There may be slightly different procedures for calculating the
endpoints of the confidence interval.
- There are variations such as "upper
confidence limits"
or "lower confidence limits" where we are only interested in estimating
how large or how small the estimate might be.
Notes:
1. The sample will need to be a simple random sample
in order for the sample mean to be a reasonable estimate of the
population mean; see also biased sampling.
2. The inference procedure behind this example is known as the
"large-sample z-procedure for the mean." It is only an approximate
procedure, but it is quite good for large sample sizes. Since it is
simpler than the t-procedure that is an "exact" procedure for inference
for a mean, it is a good example for illustrating the basic idea of
sampling distribution, especially if we include a model assumption that
Y is normally
distributed. This, plus the other model assumptions, will imply that Ȳn
also has a normal distribution. The only problem is then that
we don't know the standard deviation of the sampling distribution --
but for n large enough, the sample standard deviation is very close,
close enough to get a good approximation to a.

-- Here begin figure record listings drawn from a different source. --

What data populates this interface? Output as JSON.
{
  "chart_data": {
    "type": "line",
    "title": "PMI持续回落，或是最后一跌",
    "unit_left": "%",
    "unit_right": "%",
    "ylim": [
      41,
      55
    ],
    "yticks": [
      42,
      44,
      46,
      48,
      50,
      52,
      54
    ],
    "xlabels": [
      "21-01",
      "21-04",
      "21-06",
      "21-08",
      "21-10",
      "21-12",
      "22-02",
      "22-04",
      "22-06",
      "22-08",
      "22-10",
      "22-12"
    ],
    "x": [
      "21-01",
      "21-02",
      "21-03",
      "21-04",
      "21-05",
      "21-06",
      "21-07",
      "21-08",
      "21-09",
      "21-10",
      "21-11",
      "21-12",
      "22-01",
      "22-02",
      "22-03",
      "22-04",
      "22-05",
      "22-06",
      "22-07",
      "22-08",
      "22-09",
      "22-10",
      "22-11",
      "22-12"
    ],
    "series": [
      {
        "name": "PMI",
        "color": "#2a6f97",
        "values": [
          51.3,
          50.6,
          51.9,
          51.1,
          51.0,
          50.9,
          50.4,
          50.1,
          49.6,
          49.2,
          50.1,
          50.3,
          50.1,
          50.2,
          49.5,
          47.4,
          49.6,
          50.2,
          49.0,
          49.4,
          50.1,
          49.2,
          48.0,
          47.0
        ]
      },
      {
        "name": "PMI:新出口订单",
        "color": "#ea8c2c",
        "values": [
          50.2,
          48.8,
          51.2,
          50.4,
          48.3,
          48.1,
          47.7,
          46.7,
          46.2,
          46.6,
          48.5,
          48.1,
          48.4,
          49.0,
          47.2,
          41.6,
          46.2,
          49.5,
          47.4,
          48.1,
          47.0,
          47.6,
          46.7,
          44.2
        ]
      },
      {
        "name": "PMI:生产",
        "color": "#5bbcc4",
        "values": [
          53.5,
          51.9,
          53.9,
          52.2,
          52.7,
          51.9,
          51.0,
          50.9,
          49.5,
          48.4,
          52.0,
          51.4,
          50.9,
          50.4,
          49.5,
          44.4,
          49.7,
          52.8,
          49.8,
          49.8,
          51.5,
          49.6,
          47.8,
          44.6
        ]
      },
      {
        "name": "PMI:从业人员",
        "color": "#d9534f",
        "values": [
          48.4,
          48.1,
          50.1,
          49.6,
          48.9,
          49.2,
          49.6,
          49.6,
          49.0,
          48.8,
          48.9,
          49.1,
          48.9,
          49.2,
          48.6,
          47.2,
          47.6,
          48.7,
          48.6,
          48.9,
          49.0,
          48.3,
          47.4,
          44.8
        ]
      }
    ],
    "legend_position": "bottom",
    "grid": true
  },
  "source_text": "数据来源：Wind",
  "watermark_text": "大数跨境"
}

3. Stating (*) as above may help keep the reference category straight.
Restating as
"The probability that µ - a
< Ȳn <
µ +
a is 0.95"
may prompt the common mistake of thinking that µ is
the variable. This highlights an important difference between
frequentist and Bayesian statistics: In
frequentist statistics,
parameters are assumed to be constant but unknown, whereas in Bayesian
inference for parameters, the parameter may be assumed to be a random
variable, with different values corresponding to different "states of
nature".
4. Still another way to rephrase this: Define two new random variables Ln
= Ȳn - a
and Rn
= Ȳn + a. Then
the probability that a simple random sample for Y will have the
property that the interval from
Ln
to Rn
contains µ
is .95.